Permaneció un momento indeciso. Aquella noche, presa de una exaltación no exenta de fatiga, después de tantas alegráis, tantos choques, tantas emociones y finalmente aquella disputa con Julienne, no le hubiera desagradado un contacto femenino. Sólo al azar, muy raramente, cuando la bestia lo exigía, se liaba con una mujer sin riesgo alguno por espacio de varias semanas, o se iba con una de las pupila del sitio más elegante, confortable y discreto de Angers cuyo patrón, Triboux, era por otra parte un opulento y poderoso agente electoral de Guerran. En suma, aquella anoche medía Guerran la abrumadora vanidad de aquella gloria que tanto le envidiaban los demás y que le dejaba el alma vacía, pavorosamente solitaria.

«Es necesario… Tengo que ser libre… —pensó—. Pero está Micheline. Si se enterara de que tengo una amante se mostraría demasiado celosa…».

Pensó de nuevo en Micheline y en el papel que tenía que desempeñar cerca de ella.

«Es una cosa singular —pensaba— cómo se pueden implantar y desarrollar en un ser amado virtudes y purezas de que uno carece».

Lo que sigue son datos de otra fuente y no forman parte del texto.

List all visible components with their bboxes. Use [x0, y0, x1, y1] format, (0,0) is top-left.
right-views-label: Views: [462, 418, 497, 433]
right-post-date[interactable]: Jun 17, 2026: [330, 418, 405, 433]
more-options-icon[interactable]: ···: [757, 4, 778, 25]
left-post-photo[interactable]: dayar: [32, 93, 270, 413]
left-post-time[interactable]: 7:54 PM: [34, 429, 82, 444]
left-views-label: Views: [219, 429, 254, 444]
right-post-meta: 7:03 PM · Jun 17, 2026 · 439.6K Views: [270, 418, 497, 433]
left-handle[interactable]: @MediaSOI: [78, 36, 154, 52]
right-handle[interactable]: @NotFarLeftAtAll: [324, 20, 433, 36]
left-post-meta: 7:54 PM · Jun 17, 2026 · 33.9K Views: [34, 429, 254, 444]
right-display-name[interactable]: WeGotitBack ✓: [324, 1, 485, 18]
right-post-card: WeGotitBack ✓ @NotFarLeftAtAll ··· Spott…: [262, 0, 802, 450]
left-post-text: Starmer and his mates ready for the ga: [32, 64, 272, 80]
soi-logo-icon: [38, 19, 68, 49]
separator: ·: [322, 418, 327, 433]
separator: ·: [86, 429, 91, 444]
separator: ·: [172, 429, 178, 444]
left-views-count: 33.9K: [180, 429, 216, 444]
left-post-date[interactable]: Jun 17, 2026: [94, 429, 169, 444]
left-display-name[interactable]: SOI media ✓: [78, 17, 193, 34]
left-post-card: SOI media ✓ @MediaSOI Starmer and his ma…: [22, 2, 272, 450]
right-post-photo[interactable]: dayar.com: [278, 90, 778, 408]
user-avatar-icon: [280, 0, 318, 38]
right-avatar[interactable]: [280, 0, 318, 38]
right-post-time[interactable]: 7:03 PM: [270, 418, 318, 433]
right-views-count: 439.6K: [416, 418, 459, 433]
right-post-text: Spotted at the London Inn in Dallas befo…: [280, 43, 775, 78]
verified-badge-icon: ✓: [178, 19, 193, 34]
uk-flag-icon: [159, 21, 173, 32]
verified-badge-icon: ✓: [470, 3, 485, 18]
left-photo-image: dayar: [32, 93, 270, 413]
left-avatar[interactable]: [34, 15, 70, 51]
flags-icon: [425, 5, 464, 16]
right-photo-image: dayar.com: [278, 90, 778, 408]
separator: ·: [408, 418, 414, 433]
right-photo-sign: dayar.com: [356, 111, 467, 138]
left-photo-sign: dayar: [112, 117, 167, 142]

La evocación de Micheline le hizo detenerse a mitad del camino de chez Triboux. De pronto, le invadió un sentimiento de asco por todo lo que le esperaba allí. Se imaginó a la mujer con sus frases hechas, sus palabras de amor comercial, sus preparativos, sus caricias, sus gestos que uno veía maquinales, profesionales, horros de sentido, como la cortesía de un viajante de comercio. Y experimentó de antemano esa vaga desazón subsiguiente a tales amores. Volvió sobre sus pasos y se encaminó a la plaza de Armas para leer los periódicos de la noche antes de ir a acostarse. Así esa pureza que ya no tenía y que había sabido mantener en su hija, volvía aquella noche a sentirla como si hubiese penetrado en él de rechazo, elevándole por encima de la bestia yugulada. Pero no tenía conciencia de ella. Erraba sólo por las calles oscuras, pensando en su vieja madrina, la señora de Nouys. Una noble dama, pobre, digna y muy piadosa, que le había cuidado y amado tanto. Fue la única mujer en el mundo que pudo hablarle de virtud sin que sonriera o se incomodara. Quizá porque aplicaba a su propia vida los principios que predicaba. Evocó aquel rostro marchito, bondadoso e indulgente. Pero ¿por qué había querido que se casara con Julienne? ¡Qué tremendo error! Y, no obstante, de una manera inexplicable, se sentía incapaz de guardarle rencor. ¡La señora de Nouys, su madrina! En sus horas solitarias pensaba siempre en ella sin saber por qué.